Jackson and Reynolds are charismatic actors and they have a decent rapport together, but their efforts are sabotaged by a dreadfully boring script. Once in a while they’ll spout off a decent one-liner, but most of their dialogue is insipid, empty snark. It’s a endless parade of unfunny jokes and tedious quips. But it’s preferable to the film’s handful of “serious” moments. When Bodyguard tries to wring genuine pathos out of its stock characters, particularly in a scene where Jackson and Reynolds learn about their shared history, it collapses into a heap of cliches.

Honestly, Jackson and Reynolds get off light compared to the rest of the cast. Oldman is given an 80s-film drug baron stereotype to play, which is tonally at odds with the film’s goofy tone. Oldman doesn’t even try to make the character compelling; you can practically see the dollar signs in his eyes. Elodie Yung (Elektra from Netflix’s Daredevil) stands around to look pretty and do nothing. Salma Hayek is underutilized, like she is in nearly all of her films.

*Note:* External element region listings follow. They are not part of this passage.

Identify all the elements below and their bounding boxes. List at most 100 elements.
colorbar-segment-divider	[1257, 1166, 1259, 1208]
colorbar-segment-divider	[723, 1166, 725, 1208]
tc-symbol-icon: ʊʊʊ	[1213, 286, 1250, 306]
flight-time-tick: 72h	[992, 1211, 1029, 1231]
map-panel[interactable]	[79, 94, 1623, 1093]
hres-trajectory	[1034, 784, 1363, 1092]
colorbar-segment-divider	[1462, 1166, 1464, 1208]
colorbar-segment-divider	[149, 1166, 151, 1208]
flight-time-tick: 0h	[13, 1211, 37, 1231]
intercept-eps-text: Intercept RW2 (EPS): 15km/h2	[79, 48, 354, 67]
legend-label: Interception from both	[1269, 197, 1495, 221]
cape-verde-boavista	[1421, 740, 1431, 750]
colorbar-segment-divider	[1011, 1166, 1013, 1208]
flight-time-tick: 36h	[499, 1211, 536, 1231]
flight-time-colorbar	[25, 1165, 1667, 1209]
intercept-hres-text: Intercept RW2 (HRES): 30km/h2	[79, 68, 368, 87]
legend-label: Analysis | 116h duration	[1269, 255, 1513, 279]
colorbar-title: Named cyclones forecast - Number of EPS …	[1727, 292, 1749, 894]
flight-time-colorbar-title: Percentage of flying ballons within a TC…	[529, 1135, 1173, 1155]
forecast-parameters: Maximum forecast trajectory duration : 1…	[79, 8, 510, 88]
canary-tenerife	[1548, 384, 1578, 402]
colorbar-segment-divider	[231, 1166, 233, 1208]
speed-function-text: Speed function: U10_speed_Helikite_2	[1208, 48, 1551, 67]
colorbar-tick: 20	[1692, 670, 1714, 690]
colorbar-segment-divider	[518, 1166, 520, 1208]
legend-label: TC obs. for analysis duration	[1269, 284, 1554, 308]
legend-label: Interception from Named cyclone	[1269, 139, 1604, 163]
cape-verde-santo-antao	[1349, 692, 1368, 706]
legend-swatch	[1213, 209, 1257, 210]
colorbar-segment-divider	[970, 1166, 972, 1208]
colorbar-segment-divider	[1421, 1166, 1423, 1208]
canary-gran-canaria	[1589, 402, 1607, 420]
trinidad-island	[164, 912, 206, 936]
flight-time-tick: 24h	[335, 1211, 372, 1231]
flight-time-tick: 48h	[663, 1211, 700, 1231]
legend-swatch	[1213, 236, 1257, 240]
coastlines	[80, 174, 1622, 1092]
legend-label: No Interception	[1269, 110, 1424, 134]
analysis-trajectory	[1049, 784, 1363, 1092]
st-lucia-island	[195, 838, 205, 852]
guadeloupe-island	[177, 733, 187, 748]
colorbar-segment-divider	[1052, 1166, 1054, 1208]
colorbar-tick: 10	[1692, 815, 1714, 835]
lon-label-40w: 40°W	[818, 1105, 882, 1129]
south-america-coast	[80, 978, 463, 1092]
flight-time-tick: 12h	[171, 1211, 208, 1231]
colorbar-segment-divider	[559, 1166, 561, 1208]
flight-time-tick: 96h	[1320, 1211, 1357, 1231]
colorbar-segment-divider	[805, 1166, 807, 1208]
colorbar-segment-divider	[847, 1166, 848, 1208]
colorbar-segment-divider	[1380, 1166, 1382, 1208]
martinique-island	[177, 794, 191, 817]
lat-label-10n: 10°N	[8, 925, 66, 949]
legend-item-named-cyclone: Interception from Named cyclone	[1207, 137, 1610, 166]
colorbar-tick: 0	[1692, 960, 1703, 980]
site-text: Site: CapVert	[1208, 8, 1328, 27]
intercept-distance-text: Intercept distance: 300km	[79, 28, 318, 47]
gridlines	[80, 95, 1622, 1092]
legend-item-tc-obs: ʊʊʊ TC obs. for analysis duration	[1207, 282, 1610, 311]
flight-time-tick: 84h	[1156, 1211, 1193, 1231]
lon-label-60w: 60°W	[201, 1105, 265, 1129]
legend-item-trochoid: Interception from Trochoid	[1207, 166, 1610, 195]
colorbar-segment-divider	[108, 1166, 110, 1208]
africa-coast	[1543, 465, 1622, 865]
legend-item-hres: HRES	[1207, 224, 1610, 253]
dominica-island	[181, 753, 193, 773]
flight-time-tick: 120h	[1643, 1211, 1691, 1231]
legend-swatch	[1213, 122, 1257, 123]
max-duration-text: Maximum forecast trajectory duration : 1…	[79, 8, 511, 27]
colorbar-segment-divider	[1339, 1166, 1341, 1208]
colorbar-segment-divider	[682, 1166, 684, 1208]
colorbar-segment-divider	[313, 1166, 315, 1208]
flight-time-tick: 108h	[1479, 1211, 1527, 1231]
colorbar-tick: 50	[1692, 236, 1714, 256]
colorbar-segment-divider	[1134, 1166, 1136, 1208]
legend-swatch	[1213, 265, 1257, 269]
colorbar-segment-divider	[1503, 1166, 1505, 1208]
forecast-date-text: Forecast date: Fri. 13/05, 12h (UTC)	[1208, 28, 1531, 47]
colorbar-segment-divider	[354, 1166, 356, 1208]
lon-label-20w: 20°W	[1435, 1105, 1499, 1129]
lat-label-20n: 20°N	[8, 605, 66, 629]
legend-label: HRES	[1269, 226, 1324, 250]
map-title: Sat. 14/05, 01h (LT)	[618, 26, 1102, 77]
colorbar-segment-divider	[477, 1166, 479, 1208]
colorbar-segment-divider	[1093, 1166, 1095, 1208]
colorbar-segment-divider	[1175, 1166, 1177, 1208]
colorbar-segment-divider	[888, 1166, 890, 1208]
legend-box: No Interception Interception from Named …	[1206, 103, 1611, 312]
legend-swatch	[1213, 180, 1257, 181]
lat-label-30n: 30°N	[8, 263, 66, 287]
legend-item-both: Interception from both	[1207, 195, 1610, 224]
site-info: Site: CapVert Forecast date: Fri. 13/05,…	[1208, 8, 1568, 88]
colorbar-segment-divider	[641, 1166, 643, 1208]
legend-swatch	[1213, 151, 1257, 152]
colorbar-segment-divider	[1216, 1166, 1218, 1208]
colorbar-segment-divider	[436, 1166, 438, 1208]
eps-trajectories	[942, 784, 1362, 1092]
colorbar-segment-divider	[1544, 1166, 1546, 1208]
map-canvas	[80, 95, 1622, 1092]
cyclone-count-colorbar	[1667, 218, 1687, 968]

Some decent action could have redeem this mess, but no such luck. The cinematography is grey and flat, sinking the film into a dull nothingness. Its a colourless movie, one where blood splatters barely lighten things up. The stuntwork is impressive at points, but the shaky camerawork obscures it (which is true for 90% of action films these days). The non-action scenes are pedestrian and uninspired, lazily switching from Reynolds and Jackson as they fire off their weak punchlines.

You can feel Bodyguard suck the life out of you as you watch it. Every plot twist is telegraphed a mile away, every character is beyond boring, and every shot is artlessly composed. It’s grey porridge transposed to the big screen. Its only purpose is to serve as an obscure trivia question: “What film starred Samuel L. Jackson, Ryan Reynolds, and Gary Oldman?” In two months, even I won’t be able to answer that question.

Let this film sink into the bargain basement where it belongs.